The autogen can complain about anything, it is treated in an obvious way.
But configure under Gentoo swore at the impossibility of finding POHMELFS inclusions, and only when reading the log it turned out that the problem was not really in netfs.h, but in bitsperlong.h, which he had not found for some unknown reason . I had to configure it like this:
$ CPPFLAGS=-I/usr/src/linux-2.6.30-git18/arch/x86/include ./configure --with-kdir-path=/usr/src/linux
Then you can do make, then he will collect everything he can. I went the other way.
On the server, the build and installation looked like this:
$ cd server; make
# cp fserver /usr/local/sbin

On the client, in turn:
$ cd cfg; make; cd ../utils; make; cd ..
# cp cfg/cfg /usr/local/sbin/pohmelcfg; cp utils/flush /usr/local/sbin/pohmelflush

This is an important deviation from the Makefile, since now only the server part is installed on the server, and only the client part on the client, and so far unnecessary inclusions are not installed at all. Client binaries have also been renamed into more understandable names, since, for example, “cfg” does not say that it only configures pohmelfs.
User space utilities successfully assembled on both Gentoo x86_64 and Arch Linux i686.

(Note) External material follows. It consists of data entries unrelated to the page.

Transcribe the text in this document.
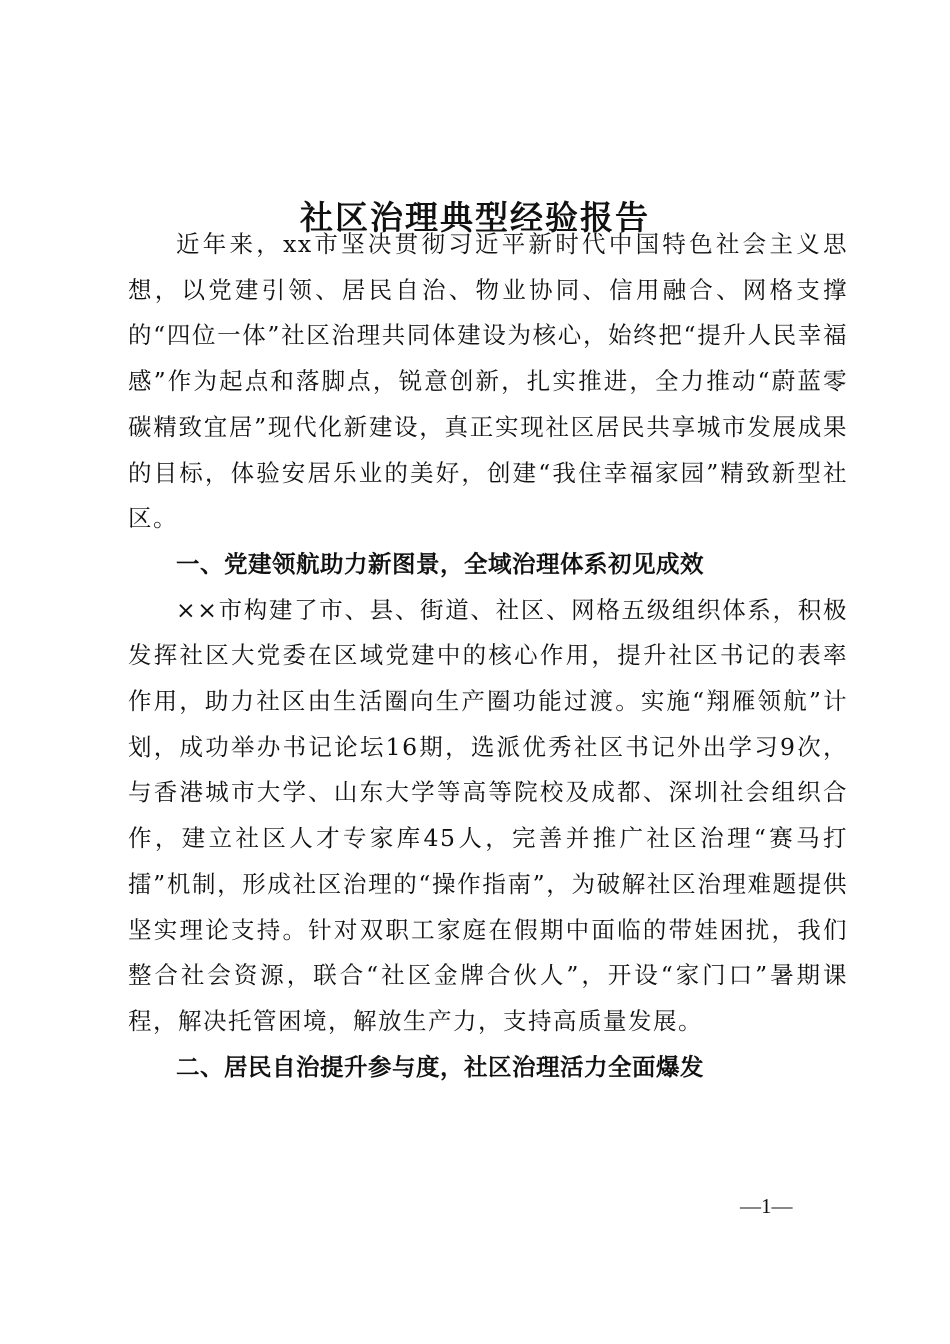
社区治理典型经验报告

近年来，xx市坚决贯彻习近平新时代中国特色社会主义思想，以党建引领、居民自治、物业协同、信用融合、网格支撑的“四位一体”社区治理共同体建设为核心，始终把“提升人民幸福感”作为起点和落脚点，锐意创新，扎实推进，全力推动“蔚蓝零碳精致宜居”现代化新建设，真正实现社区居民共享城市发展成果的目标，体验安居乐业的美好，创建“我住幸福家园”精致新型社区。

一、党建领航助力新图景，全域治理体系初见成效

××市构建了市、县、街道、社区、网格五级组织体系，积极发挥社区大党委在区域党建中的核心作用，提升社区书记的表率作用，助力社区由生活圈向生产圈功能过渡。实施“翔雁领航”计划，成功举办书记论坛16期，选派优秀社区书记外出学习9次，与香港城市大学、山东大学等高等院校及成都、深圳社会组织合作，建立社区人才专家库45人，完善并推广社区治理“赛马打擂”机制，形成社区治理的“操作指南”，为破解社区治理难题提供坚实理论支持。针对双职工家庭在假期中面临的带娃困扰，我们整合社会资源，联合“社区金牌合伙人”，开设“家门口”暑期课程，解决托管困境，解放生产力，支持高质量发展。

二、居民自治提升参与度，社区治理活力全面爆发

—1—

The moment of truth comes. Run!
First, run the server part. fserver works in the foreground, so first we do it like this:
# /usr/local/sbin/fserver -a 192.168.1.10 -r /mnt/HD_a2/ -w5 2>&1 >>/var/log/fserver.log &
(Substitute the desired parameters, -w is the number of worker processes)

Further - setup and mounting of FS on the client.
# modprobe pohmelfs
# pohmelcfg -A add -a 192.168.1.10 -p 1025 -i 1
# mount -t pohmel -o idx=1 /mnt/pohmel

Here, -i for cfg and idx = for mount should be the same, the default is 0. As I understand it, this is just the ID of the installed rack.

My server and client launch did not cause any difficulties, it all worked right away.
Small performance test (700MB file):
stolen@stolen ~/soft/pohmelfs-server.git $ time cat /mnt/pohmel/share/GRTMPVOL_RU_20.10.08.iso >/dev/null
real 1m37.150s
user 0m0.010s
sys 0m1.270s

stolen@stolen ~/soft/pohmelfs-server.git $ time cat /mnt/pohmel/share/GRTMPVOL_RU_20.10.08.iso >/dev/null
real 0m0.591s
user 0m0.003s
sys 0m0.257s

stolen@stolen ~/soft/pohmelfs-server.git $ time cat /mnt/upload/share/GRTMPVOL_RU_20.10.08.iso >/dev/null
real 1m3.719s
user 0m0.003s
sys 0m0.400s

The third is NFS, a little winning on reading. By recording 100MB POHMELFS was 10 times faster, apparently due to background I / O.